Parenting and Perception: Challenging the Norms

Dear Readers,

Today, I want to share a profound conversation I had with my daughter. She brought up a powerful point about how society often views parenting—and the double standards that come with it.

She asked why single fathers are frequently praised simply for showing up, while single mothers—who carry the weight of parenting day in and day out—are seen as just fulfilling their “duty.” Why is a father celebrated for doing what he’s supposed to do, while a mother rarely receives the same recognition?

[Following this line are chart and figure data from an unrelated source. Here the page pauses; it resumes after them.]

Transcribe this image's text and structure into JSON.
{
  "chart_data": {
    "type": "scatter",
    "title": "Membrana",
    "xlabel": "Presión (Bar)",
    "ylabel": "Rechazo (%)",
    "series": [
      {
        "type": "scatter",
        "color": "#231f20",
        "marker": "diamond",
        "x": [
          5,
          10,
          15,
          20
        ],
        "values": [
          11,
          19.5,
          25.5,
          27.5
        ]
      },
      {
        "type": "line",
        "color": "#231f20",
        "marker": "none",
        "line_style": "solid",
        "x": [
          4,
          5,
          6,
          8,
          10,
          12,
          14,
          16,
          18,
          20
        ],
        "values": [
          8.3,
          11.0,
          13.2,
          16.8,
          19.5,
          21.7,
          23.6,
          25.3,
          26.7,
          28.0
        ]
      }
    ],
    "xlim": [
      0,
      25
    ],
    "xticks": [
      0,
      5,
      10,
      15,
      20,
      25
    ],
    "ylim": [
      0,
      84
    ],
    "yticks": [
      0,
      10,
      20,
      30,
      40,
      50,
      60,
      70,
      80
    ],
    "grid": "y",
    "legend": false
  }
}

This isn’t to take anything away from fathers. In fact, I’m one of those people who often celebrate dads for staying. In my culture, single moms dominate and absent fathers are unfortunately the norm. So, when I see a dad stepping up and being present, it’s something I appreciate deeply. Still, it’s worth asking why the bar is set differently for mothers and fathers in parenting.

My daughter also pointed out how some fathers are seen as “babysitting” their own children, as if they’re doing the mother a favor, instead of sharing equal responsibility. Parenting is not about giving “mom a break.” It’s about showing up as an equal partner.

And what about fathers who come back into their children’s lives after years of absence? Society often expects the child—especially teenagers—to immediately welcome them. But if the child struggles with this or acts out, they’re labeled rebellious or disrespectful. Is it truly disrespect, or is it unprocessed hurt from years of abandonment? It’s worth reflecting on where the responsibility lies in those situations.

These conversations remind me of how deeply ingrained societal expectations are and how they impact families. It’s not about diminishing fathers; it’s about creating balance. Mothers deserve acknowledgment for their sacrifices, love, and relentless effort. And fathers, too, deserve recognition—not for stepping in occasionally, but for embracing the role fully and consistently.

To all the mothers carrying the load, I see you. To the fathers showing up and being present in their children’s lives, I see you too. Let’s continue to challenge these norms and work toward a parenting culture rooted in mutual respect, shared responsibility, and love.